M. Jacques Oudin a évoqué le retard des réseaux transeuropéens, notamment les difficultés du fret ferroviaire, et considéré que ces réseaux étaient encore envisagés selon une approche très nationale. Il a estimé que la légitimité de l'intervention européenne ne résidait pas dans la maîtrise d'ouvrage, qui devait rester le fait des Etats membres, mais dans le financement de liaisons à la rentabilité différée, et également dans la gestion de certains réseaux, comme en témoigne le succès des liaisons Thalys et Eurostar.

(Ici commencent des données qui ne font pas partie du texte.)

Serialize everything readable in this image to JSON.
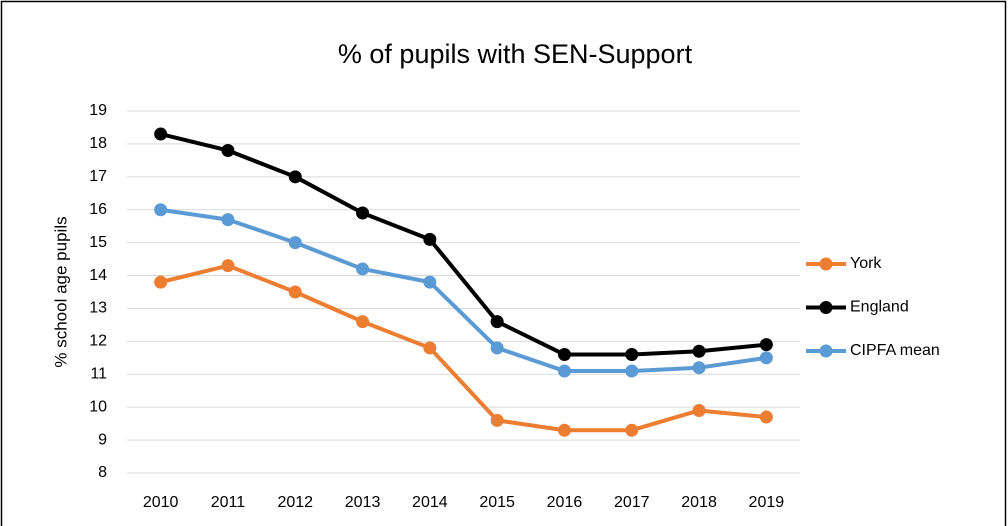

Puis, faisant écho à une question de M. Jean Arthuis, président, sur l'existence d'assiettes fiscales potentiellement homogènes et non discordantes entre Etats, il a mentionné le cas de la taxation des poids lourds supérieurs à douze tonnes, qui fait l'objet de plusieurs réglementations nationales (dont une actuellement à l'étude en Allemagne), et qu'il serait sans doute opportun d'harmoniser et d'intégrer dans une base fiscale européenne.

En réponse à ces observations, M. Denis Badré, rapporteur spécial, a approuvé la proposition de M. Jacques Oudin, qui pourrait selon lui faire l'objet d'une initiative française, et mis en exergue l'exemple de la Confédération helvétique, dont la politique fiscale en matière de transports s'inscrit dans une démarche globale et combine efficacement les différents modes de taxation, notamment pour financer des percées alpines. Puis il a évoqué sa récente intervention lors de la Conférence des organes spécialisés dans les affaires communautaires (COSAC), durant laquelle il a rappelé avec force le rôle des Parlements nationaux dans l'octroi des recettes communautaires, et a indiqué que les parlementaires suédois et anglais se livraient effectivement à un contrôle plus approfondi des dépenses de l'Union. Il a enfin exposé que le Parlement européen revêtait un rôle clair et politiquement lisible dans l'évaluation et l'affectation régionale des fonds structurels, et qu'il s'impliquait bien davantage dans le budget des politiques internes que dans celui des actions extérieures.

La commission a alors adopté l'article 33 sans modification.